Fast LeWorldModel
阅读原文· arxiv.orgFast-LeWM是一种快速潜空间世界模型,基于JEPA和LeWM。它用动作前缀预测替代LeWM逐次单步潜状态展开:将候选动作序列的前缀编码后并行预测对应未来潜状态。前缀级监督使模型学习不同前缀下状态的连续演化,规划时可直接利用最后一个前缀token评估未来潜状态,无需逐一遍历中间想象状态。在多个任务上,Fast-LeWM相比LeWM提高了平均成功率,大幅缩短了规划时间,并实现了随展开步长增长显著变慢的开环潜损失。
Joint-Embedding Predictive Architectures (JEPAs), including recent LeWorldModel (LeWM), have become a promising foundation for reconstruction-free visual world models. For visual planning, however, LeWM evaluates candidate action sequences by repeatedly applying a local one-step latent transition model. This autoregressive rollout makes planning computationally expensive and exposes the predicted trajectory to accumulated latent errors as the horizon grows. We propose Fast LeWorldModel (Fast-LeWM), a fast latent world model that replaces repeated local rollout with action-prefix prediction.
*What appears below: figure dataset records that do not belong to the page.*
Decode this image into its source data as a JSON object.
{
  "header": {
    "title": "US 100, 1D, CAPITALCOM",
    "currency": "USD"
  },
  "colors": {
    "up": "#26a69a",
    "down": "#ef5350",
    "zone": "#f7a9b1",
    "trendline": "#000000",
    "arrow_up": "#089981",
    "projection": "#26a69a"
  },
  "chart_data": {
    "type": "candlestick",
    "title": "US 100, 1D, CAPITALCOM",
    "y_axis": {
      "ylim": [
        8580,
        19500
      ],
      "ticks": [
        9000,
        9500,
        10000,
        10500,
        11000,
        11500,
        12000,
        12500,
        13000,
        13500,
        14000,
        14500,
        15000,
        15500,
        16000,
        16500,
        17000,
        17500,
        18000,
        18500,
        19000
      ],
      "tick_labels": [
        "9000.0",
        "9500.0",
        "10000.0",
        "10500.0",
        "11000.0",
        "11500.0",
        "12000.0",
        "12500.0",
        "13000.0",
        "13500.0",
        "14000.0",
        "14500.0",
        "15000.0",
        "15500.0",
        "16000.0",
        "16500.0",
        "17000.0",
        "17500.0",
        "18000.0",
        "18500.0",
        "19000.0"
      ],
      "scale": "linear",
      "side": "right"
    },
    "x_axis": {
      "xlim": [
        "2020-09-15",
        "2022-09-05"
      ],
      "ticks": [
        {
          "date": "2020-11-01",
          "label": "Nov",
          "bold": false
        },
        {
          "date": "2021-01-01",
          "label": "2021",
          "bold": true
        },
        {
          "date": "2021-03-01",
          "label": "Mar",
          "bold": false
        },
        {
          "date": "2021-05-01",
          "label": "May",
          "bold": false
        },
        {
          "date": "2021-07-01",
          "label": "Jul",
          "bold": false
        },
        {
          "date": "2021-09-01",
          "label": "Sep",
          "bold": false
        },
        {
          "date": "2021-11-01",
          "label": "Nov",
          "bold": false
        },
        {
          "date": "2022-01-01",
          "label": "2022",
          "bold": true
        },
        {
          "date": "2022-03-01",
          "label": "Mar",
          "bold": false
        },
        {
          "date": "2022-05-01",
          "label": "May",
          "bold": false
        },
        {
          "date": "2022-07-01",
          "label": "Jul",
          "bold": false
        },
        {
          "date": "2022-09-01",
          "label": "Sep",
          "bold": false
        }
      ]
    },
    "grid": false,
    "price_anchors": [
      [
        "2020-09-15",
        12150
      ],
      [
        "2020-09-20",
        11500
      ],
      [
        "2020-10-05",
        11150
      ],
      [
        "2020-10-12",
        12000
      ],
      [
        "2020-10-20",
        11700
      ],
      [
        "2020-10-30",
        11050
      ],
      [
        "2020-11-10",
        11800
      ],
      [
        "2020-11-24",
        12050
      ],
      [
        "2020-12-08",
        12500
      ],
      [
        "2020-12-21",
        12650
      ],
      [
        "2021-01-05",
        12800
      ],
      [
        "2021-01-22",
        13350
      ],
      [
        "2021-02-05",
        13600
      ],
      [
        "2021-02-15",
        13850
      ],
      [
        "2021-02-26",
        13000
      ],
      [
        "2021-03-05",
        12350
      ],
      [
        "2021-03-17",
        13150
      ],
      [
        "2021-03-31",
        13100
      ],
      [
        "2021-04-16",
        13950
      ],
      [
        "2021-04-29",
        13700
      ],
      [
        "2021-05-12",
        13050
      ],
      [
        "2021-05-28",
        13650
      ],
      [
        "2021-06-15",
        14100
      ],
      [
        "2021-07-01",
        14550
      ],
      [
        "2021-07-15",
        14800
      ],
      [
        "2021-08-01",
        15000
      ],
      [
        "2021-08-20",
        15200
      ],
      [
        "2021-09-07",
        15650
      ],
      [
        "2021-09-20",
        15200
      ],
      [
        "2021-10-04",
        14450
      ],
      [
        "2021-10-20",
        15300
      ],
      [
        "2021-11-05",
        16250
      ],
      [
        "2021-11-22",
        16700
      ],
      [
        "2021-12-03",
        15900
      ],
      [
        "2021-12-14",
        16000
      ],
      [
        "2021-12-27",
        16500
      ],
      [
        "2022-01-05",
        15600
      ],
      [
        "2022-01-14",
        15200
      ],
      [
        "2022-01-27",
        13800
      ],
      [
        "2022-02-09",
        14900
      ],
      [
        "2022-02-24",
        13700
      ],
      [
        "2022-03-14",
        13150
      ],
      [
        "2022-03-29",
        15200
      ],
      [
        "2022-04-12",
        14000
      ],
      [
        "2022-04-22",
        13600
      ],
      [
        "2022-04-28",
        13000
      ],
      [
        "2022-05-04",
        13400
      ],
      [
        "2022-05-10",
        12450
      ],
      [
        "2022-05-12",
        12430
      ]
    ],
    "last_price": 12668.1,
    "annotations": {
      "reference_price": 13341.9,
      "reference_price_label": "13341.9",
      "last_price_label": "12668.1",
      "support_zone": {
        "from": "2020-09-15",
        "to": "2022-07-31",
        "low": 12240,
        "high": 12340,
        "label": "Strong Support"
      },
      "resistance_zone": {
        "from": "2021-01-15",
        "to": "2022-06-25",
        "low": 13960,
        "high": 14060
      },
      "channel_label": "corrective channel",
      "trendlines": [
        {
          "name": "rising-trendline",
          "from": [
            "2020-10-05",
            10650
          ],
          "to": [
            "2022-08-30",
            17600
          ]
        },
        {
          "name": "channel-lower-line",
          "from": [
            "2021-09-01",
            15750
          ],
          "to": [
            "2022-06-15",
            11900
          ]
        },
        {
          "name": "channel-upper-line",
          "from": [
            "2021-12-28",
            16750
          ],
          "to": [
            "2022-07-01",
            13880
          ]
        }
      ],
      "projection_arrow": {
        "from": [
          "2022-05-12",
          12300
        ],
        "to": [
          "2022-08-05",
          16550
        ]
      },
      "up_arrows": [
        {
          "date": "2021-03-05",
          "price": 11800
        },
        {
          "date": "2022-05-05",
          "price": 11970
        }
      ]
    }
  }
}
Given the current latent and a candidate action sequence, Fast-LeWM encodes its prefixes and predicts the future latents reached after executing those prefixes in parallel. By making action prefixes the basic prediction unit, Fast-LeWM directly models action effects accumulated to different extents over multiple horizons. This prefix-level supervision forces the model to learn how states continuously evolve under different action prefixes, rather than only fitting one-step state transitions. During planning, the predictor can use the last prefix token from the encoded action sequence to evaluate the corresponding future latent without explicitly rolling through each intermediate imagined state. Across multiple tasks, Fast-LeWM improves average success over LeWM while substantially reducing planning time, achieving lower open-loop latent loss whose growth becomes significantly slower as the rollout horizon increases.